What is the AI Investigation Capability Ladder (AICL)?

The AICL is a six-tier framework we use to compare incident-investigation tools. L0 is fully manual, L1 is alert correlation, L2 is LLM-summarized timelines, L3 is single-shot LLM diagnosis, L4 is agentic multi-step investigation (the modern AI SRE category), and L5 is closed-loop investigate plus remediate with human approval. Most teams pilot at L4 and graduate to L5 for specific use cases after three months of clean L4 operation.

Which open-source AI investigation tools are available?

Three meaningful Apache 2.0 options: Aurora (Arvo AI), HolmesGPT (Robusta + Microsoft), and K8sGPT. HolmesGPT entered the CNCF Sandbox in October 2025; K8sGPT has been in CNCF Sandbox since December 19, 2023; Aurora is the broadest multi-cloud option and is self-hostable via Docker Compose or Helm.

Is HolmesGPT a CNCF project?

Yes. HolmesGPT was accepted into the CNCF Sandbox in October 2025 and is co-maintained by Robusta and Microsoft. It is read-only, RBAC-respecting, supports 25+ toolsets, and integrates with AWS, GCP, Oracle Cloud, and OpenShift. Its findings route back to Slack, PagerDuty, or Jira.

Failed Deployment Recovery Time. Per DORA's metrics history, FDRT was formalized in 2023 to replace the broader 'Mean Time to Recover' (MTTR) metric, because MTTR had grown ambiguous across the industry. FDRT measures recovery time specifically from change-induced failures. The 2024 State of DevOps Report further refined the metric set by adding a fifth core measure, 'deployment rework rate.' Faster investigation is the leading lever on FDRT for teams that already deploy frequently.

Can an AI investigation agent take destructive actions on my infrastructure?

It depends on the tool's permission model and the deployment configuration. Aurora wraps every command in a four-layer safety pipeline (prompt-injection input rail, SigmaHQ signature match, per-org command policy, LLM safety judge) and executes commands in sandboxed Kubernetes pods inside an isolated 'untrusted' namespace. Most regulated teams deploy read-only initially and graduate to write actions only through pull-request-based remediation with explicit human approval.

Does Aurora support multi-cloud investigation?

Yes. Aurora is currently the only open-source agentic investigation tool that supports AWS, Azure, GCP, OVH, Scaleway, and Kubernetes in a single deployment. Cloud authentication uses native patterns per provider — STS AssumeRole for AWS, Service Principal for Azure, OAuth for GCP, API keys for OVH and Scaleway, kubeconfig for Kubernetes.

How long does an agent take to investigate an incident?

Typical agentic investigations run 3–15 minutes depending on incident complexity, tool latency, and how many turns the agent needs. Aurora's per-provider RCA prompts specify a minimum number of tool calls and an expected runtime window to prevent the agent from terminating too early on under-investigated incidents.

How does AI-powered incident investigation differ from AI postmortem generation?

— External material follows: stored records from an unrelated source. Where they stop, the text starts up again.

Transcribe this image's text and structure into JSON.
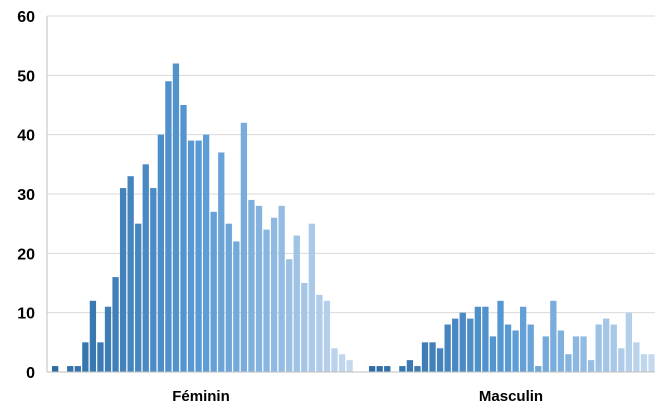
{
  "chart_data": {
    "type": "bar",
    "title": "",
    "xlabel": "",
    "ylabel": "",
    "ylim": [
      0,
      60
    ],
    "yticks": [
      0,
      10,
      20,
      30,
      40,
      50,
      60
    ],
    "grid": true,
    "legend": "none",
    "categories": [
      "Féminin",
      "Masculin"
    ],
    "groups": [
      {
        "name": "Féminin",
        "values": [
          1,
          0,
          1,
          1,
          5,
          12,
          5,
          11,
          16,
          31,
          33,
          25,
          35,
          31,
          40,
          49,
          52,
          45,
          39,
          39,
          40,
          27,
          37,
          25,
          22,
          42,
          29,
          28,
          24,
          26,
          28,
          19,
          23,
          15,
          25,
          13,
          12,
          4,
          3,
          2
        ]
      },
      {
        "name": "Masculin",
        "values": [
          1,
          1,
          1,
          0,
          1,
          2,
          1,
          5,
          5,
          4,
          8,
          9,
          10,
          9,
          11,
          11,
          6,
          12,
          8,
          7,
          11,
          8,
          1,
          6,
          12,
          7,
          3,
          6,
          6,
          2,
          8,
          9,
          8,
          4,
          10,
          5,
          3,
          3
        ]
      }
    ],
    "colors": {
      "dark": "#2e6ca4",
      "mid": "#5b9bd5",
      "light": "#c5d9ee"
    }
  }
}
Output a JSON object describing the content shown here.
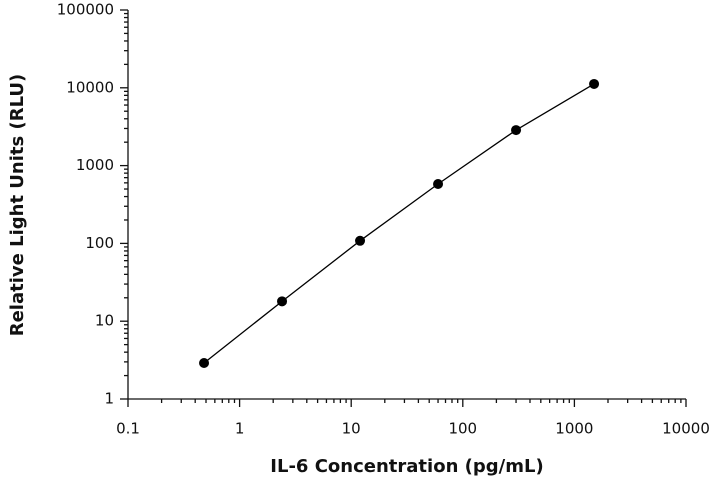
{
  "chart_data": {
    "type": "scatter",
    "x_label": "IL-6 Concentration (pg/mL)",
    "y_label": "Relative Light Units (RLU)",
    "x": [
      0.48,
      2.4,
      12,
      60,
      300,
      1500
    ],
    "series": [
      {
        "color": "#000000",
        "values": [
          2.9,
          18,
          108,
          580,
          2860,
          11200
        ]
      }
    ],
    "xscale": "log",
    "yscale": "log",
    "connect": true,
    "xlim": [
      0.1,
      10000
    ],
    "xticks": [
      0.1,
      1,
      10,
      100,
      1000,
      10000
    ],
    "ylim": [
      1,
      100000
    ],
    "yticks": [
      1,
      10,
      100,
      1000,
      10000,
      100000
    ]
  }
}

Investigation runs during the incident and produces a root-cause analysis from fresh evidence the agent collects with tool calls. Postmortem generation runs after the incident and produces a retrospective document from artifacts already collected (Slack transcript, alert timeline, the investigation agent's own trace). The two are complementary; in agentic-investigation systems like Aurora, the investigation output feeds directly into the postmortem.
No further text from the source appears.